“Era uma criança de quatro anos e assustava-me com aquelas visitas permanentes”, contou à agência Lusa Manuel Tavares, hoje com 81 anos.
Quando deu entrada no Hospital Dona Estefânia, em Lisboa, a 24 de dezembro de 1940, calhou-lhe a cama 38.
Demasiado pequeno para entender o seu significado, cedo se apercebeu que alguma coisa se passava com o sítio onde dormia, pois com grande regularidade era rodeado de padres que se ajoelhavam e rezavam frente à cama.
“Durante os 13 anos em que permaneci no Hospital Dona Estefânia fui-me apercebendo que ali tinha acontecido alguma coisa. Mas não sabia o que era”, recorda.
Em causa estava o facto da cama 38 ter sido aquela onde a beata Jacinta — que o papa Francisco vai canonizar no próximo sábado, em Fátima — morreu, a 20 de fevereiro de 1920, e ser, por isso, local de culto para os crentes.
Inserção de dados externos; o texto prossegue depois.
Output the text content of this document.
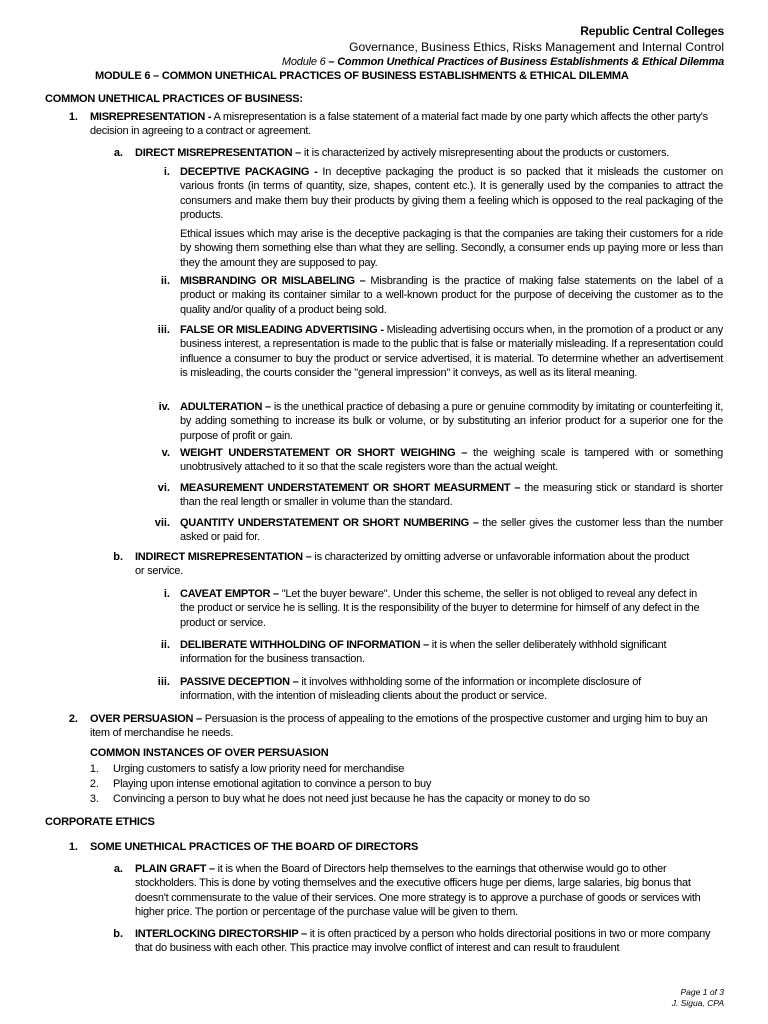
Republic Central Colleges
Governance, Business Ethics, Risks Management and Internal Control
Module 6 – Common Unethical Practices of Business Establishments & Ethical Dilemma
MODULE 6 – COMMON UNETHICAL PRACTICES OF BUSINESS ESTABLISHMENTS & ETHICAL DILEMMA
COMMON UNETHICAL PRACTICES OF BUSINESS:
1. MISREPRESENTATION - A misrepresentation is a false statement of a material fact made by one party which affects the other party's decision in agreeing to a contract or agreement.

a. DIRECT MISREPRESENTATION – it is characterized by actively misrepresenting about the products or customers.

i. DECEPTIVE PACKAGING - In deceptive packaging the product is so packed that it misleads the customer on various fronts (in terms of quantity, size, shapes, content etc.). It is generally used by the companies to attract the consumers and make them buy their products by giving them a feeling which is opposed to the real packaging of the products.

Ethical issues which may arise is the deceptive packaging is that the companies are taking their customers for a ride by showing them something else than what they are selling. Secondly, a consumer ends up paying more or less than they the amount they are supposed to pay.

ii. MISBRANDING OR MISLABELING – Misbranding is the practice of making false statements on the label of a product or making its container similar to a well-known product for the purpose of deceiving the customer as to the quality and/or quality of a product being sold.

iii. FALSE OR MISLEADING ADVERTISING - Misleading advertising occurs when, in the promotion of a product or any business interest, a representation is made to the public that is false or materially misleading. If a representation could influence a consumer to buy the product or service advertised, it is material. To determine whether an advertisement is misleading, the courts consider the "general impression" it conveys, as well as its literal meaning.

iv. ADULTERATION – is the unethical practice of debasing a pure or genuine commodity by imitating or counterfeiting it, by adding something to increase its bulk or volume, or by substituting an inferior product for a superior one for the purpose of profit or gain.

v. WEIGHT UNDERSTATEMENT OR SHORT WEIGHING – the weighing scale is tampered with or something unobtrusively attached to it so that the scale registers wore than the actual weight.

vi. MEASUREMENT UNDERSTATEMENT OR SHORT MEASURMENT – the measuring stick or standard is shorter than the real length or smaller in volume than the standard.

vii. QUANTITY UNDERSTATEMENT OR SHORT NUMBERING – the seller gives the customer less than the number asked or paid for.

b. INDIRECT MISREPRESENTATION – is characterized by omitting adverse or unfavorable information about the product or service.

i. CAVEAT EMPTOR – "Let the buyer beware". Under this scheme, the seller is not obliged to reveal any defect in the product or service he is selling. It is the responsibility of the buyer to determine for himself of any defect in the product or service.

ii. DELIBERATE WITHHOLDING OF INFORMATION – it is when the seller deliberately withhold significant information for the business transaction.

iii. PASSIVE DECEPTION – it involves withholding some of the information or incomplete disclosure of information, with the intention of misleading clients about the product or service.

2. OVER PERSUASION – Persuasion is the process of appealing to the emotions of the prospective customer and urging him to buy an item of merchandise he needs.

COMMON INSTANCES OF OVER PERSUASION
1. Urging customers to satisfy a low priority need for merchandise
2. Playing upon intense emotional agitation to convince a person to buy
3. Convincing a person to buy what he does not need just because he has the capacity or money to do so
CORPORATE ETHICS
1. SOME UNETHICAL PRACTICES OF THE BOARD OF DIRECTORS
a. PLAIN GRAFT – it is when the Board of Directors help themselves to the earnings that otherwise would go to other stockholders. This is done by voting themselves and the executive officers huge per diems, large salaries, big bonus that doesn't commensurate to the value of their services. One more strategy is to approve a purchase of goods or services with higher price. The portion or percentage of the purchase value will be given to them.

b. INTERLOCKING DIRECTORSHIP – it is often practiced by a person who holds directorial positions in two or more company that do business with each other. This practice may involve conflict of interest and can result to fraudulent

Page 1 of 3
J. Sigua, CPA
E eram muitos. Segundo Manuel Tavares, os religiosos, que “vinham com aqueles chapéus grandes e barbas”, chegavam e iam sempre àquela cama, onde rezavam e iam-se embora.
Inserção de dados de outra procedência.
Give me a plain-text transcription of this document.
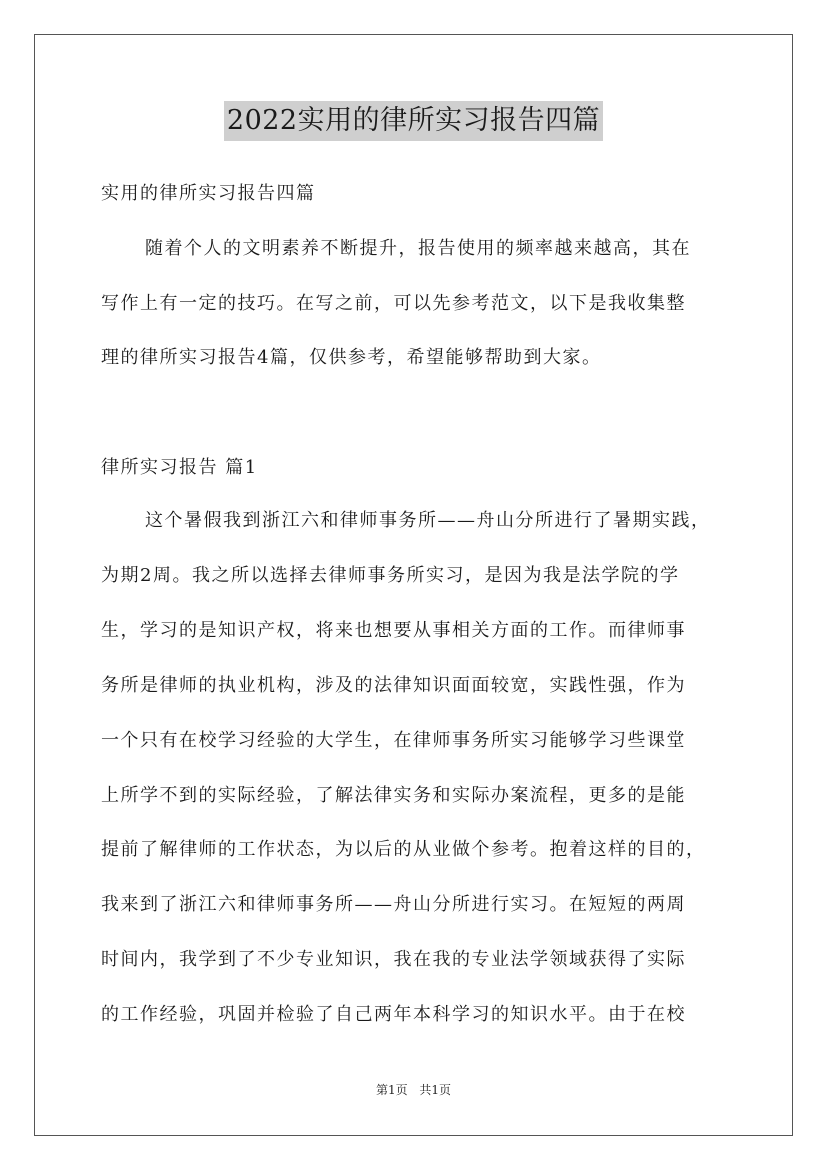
2022实用的律所实习报告四篇
实用的律所实习报告四篇
随着个人的文明素养不断提升，报告使用的频率越来越高，其在
写作上有一定的技巧。在写之前，可以先参考范文，以下是我收集整
理的律所实习报告4篇，仅供参考，希望能够帮助到大家。
律所实习报告 篇1
这个暑假我到浙江六和律师事务所——舟山分所进行了暑期实践，
为期2周。我之所以选择去律师事务所实习，是因为我是法学院的学
生，学习的是知识产权，将来也想要从事相关方面的工作。而律师事
务所是律师的执业机构，涉及的法律知识面面较宽，实践性强，作为
一个只有在校学习经验的大学生，在律师事务所实习能够学习些课堂
上所学不到的实际经验，了解法律实务和实际办案流程，更多的是能
提前了解律师的工作状态，为以后的从业做个参考。抱着这样的目的，
我来到了浙江六和律师事务所——舟山分所进行实习。在短短的两周
时间内，我学到了不少专业知识，我在我的专业法学领域获得了实际
的工作经验，巩固并检验了自己两年本科学习的知识水平。由于在校
第1页 共1页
Entre estes, um padre em especial chamava a atenção das crianças ali internadas, uma vez que nunca falava nem respondia às provocações dos petizes que chegavam ao ponto de lhe puxar a capa.
“Por volta de 1944-45 começou a aparecer todos os domingos um padre a quem nós ainda miúdos puxávamos a capa e a quem chamávamos o padre mudo porque nunca teve uma conversa connosco. Entrava por ali pelo hospital adentro, chegava ao pé da cama, rezava e ia-se embora”, contou.
Mais de 30 anos depois é que Manuel Tavares soube que se tratava do padre Cruz, um devoto do Imaculado Coração de Maria e que deu a primeira comunhão a Lúcia, uma das crianças que estiveram na origem do fenómeno de Fátima. O padre Cruz chegou a visitar o local das “aparições” na companhia dos três pastorinhos.
Esta presença dos religiosos era de tal forma assustadora que Manuel Tavares ganhou a alcunha de “bebé-chorão”, pois quando estes chegavam, a criança começava logo a chorar.
“Havia uns padres com umas barbas muito grandes, causavam-nos muita impressão e nós fugíamos”, recorda. De tal forma que mudou de cama, primeiro para uma mais afastada e depois para o fim de uma sala.
“Tiraram-me desta cama porque eu tinha perturbações grandes sempre que estas pessoas vinham rezar. Eu entrava em alvoroço”.
O facto de estar hospitalizado e não ter família contribuiu para que Manuel Tavares nem sequer imaginasse a razão para este culto e só mais tarde, após passar por um sanatório e a Casa de Rapazes, é que teve conhecimento de um fenómeno chamado Fátima.
“Eramos todos miúdos, fomos crescendo uns com os outros e não tínhamos ideia do que se passava cá fora”.
Mais tarde, já adulto, visitou “por acaso” um museu em Fátima que reproduz o local onde Jacinta esteve hospitalizada e, confessa, sentiu “um arrepio”.
“Fiquei perturbado, porque eu vi o hospital. Aquela cama que lá está é semelhante àquela onde eu estive e onde morreu Jacinta”, adiantou.
Manuel Tavares diz-se crente, nomeadamente em “qualquer coisa” que não sabe o que é.
“Acredito que há qualquer coisa, mas não sei o que é. Eu normalmente só acredito naquilo que vejo. Só comento aquilo que vejo, só discuto aquilo que sei”, explicou.
Contudo, o seu percurso de vida — alguém sem família, sem nada e que consegue ser um homem bem-sucedido — leva-o a questionar como é que o que era suposto ser difícil acabou por ser tão fácil.
“Que há qualquer coisa há, agora não sei o que é…”
Francisco é o quarto papa a visitar Fátima, na sexta-feira e no sábado, para canonizar os pastorinhos Francisco e Jacinta, no centenário das “aparições”, em 1917.
O papa tem encontros previstos com o Presidente da República, Marcelo Rebelo de Sousa, logo à chegada, e com o primeiro-ministro, António Costa, no dia 13.
Os anteriores papas que estiveram em Fátima foram Paulo VI (1967), João Paulo II (1982, 1991, 2000) e Bento XVI (2010).